Involve the people who do the work every step of the way, prioritize clean data, and scale gradually.
Aakanksha Swaminathan
Functional Expert – IRIS CARBON®
From Manual to Digital Twin: Where Are You on the Journey?
The automation journey mirrors the shift from driving a manual car to trusting a fully autonomous one:
- Driver Only (Manual): Spreadsheets, manual reconciliations, endless data prep.
- Assisted Driving: Basic workflow automation, report distribution, reminders.
- Partially Automated: Predictive forecasting, rolling models.
- Highly Automated: AI-driven recommendations, natural language queries, automated disclosure-ready reports.
- Fully Automated (Digital Twin): A connected model of your business enabling real-time what-if analysis and scenario planning.
The goal is to progress steadily, building confidence and capability along the way.

The Big Picture
Finance isn’t just a back-office function anymore.

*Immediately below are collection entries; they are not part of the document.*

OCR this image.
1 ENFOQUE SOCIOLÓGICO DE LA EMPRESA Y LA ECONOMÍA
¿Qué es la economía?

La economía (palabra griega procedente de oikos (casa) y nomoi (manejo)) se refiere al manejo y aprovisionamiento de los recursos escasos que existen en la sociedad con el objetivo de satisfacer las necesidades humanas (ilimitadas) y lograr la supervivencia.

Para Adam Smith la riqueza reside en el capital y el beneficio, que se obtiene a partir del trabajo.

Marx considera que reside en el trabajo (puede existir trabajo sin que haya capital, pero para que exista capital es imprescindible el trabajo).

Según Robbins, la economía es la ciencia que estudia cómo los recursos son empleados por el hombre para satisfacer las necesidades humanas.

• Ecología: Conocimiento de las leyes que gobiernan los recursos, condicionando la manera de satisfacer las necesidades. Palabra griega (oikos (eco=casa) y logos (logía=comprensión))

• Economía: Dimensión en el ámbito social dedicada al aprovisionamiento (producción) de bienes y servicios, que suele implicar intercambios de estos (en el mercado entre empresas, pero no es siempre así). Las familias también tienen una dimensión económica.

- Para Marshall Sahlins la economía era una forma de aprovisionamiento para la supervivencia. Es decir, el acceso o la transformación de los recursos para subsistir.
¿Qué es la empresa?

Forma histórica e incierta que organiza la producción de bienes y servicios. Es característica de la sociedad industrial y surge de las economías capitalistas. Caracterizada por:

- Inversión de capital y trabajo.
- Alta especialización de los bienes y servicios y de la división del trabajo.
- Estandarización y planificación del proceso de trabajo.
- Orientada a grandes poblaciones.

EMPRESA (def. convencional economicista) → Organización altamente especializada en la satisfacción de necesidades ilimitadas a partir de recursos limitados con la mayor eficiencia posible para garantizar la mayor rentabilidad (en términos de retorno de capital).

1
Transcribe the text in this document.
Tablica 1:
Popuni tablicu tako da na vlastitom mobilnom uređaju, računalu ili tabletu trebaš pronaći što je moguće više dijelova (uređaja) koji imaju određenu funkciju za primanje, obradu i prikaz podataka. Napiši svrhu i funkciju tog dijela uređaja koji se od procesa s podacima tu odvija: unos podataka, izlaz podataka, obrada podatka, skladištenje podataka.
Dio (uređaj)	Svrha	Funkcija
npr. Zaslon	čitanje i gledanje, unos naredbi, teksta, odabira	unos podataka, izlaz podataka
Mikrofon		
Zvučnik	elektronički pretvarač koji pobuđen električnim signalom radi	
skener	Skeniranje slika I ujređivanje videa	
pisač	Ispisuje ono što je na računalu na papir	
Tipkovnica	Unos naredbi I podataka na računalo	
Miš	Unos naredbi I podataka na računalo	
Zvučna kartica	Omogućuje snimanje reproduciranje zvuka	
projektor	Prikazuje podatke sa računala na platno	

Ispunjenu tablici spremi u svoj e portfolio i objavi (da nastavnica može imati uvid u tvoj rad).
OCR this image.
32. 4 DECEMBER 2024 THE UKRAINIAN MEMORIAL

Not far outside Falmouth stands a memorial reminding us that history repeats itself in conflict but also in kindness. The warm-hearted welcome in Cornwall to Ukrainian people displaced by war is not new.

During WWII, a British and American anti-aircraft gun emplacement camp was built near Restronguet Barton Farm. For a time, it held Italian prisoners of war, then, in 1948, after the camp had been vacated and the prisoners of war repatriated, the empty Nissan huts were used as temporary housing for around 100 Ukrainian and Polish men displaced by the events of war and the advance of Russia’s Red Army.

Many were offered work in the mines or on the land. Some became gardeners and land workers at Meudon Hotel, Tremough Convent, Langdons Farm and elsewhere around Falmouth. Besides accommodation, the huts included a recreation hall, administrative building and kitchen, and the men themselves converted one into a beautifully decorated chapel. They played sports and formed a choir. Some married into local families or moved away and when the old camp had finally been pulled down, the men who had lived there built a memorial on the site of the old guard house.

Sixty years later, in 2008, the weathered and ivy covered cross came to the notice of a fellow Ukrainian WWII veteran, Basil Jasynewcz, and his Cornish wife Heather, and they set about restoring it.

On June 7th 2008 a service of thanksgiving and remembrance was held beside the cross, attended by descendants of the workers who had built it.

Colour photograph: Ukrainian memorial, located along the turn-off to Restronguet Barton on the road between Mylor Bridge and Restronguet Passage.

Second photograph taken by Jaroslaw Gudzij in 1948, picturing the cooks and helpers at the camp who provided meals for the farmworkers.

It sits at the crossroads of compliance, strategy, and business growth. And in this role, automation is essential.
As Aakanksha Swaminathan put it: “Automation in finance is not just about a tool. It is a strategic pillar for transformation.”
The challenge for finance leaders is to treat automation not as an IT upgrade, but as a CFO priority. Done right, automation frees finance from recording the past to actively shaping the future.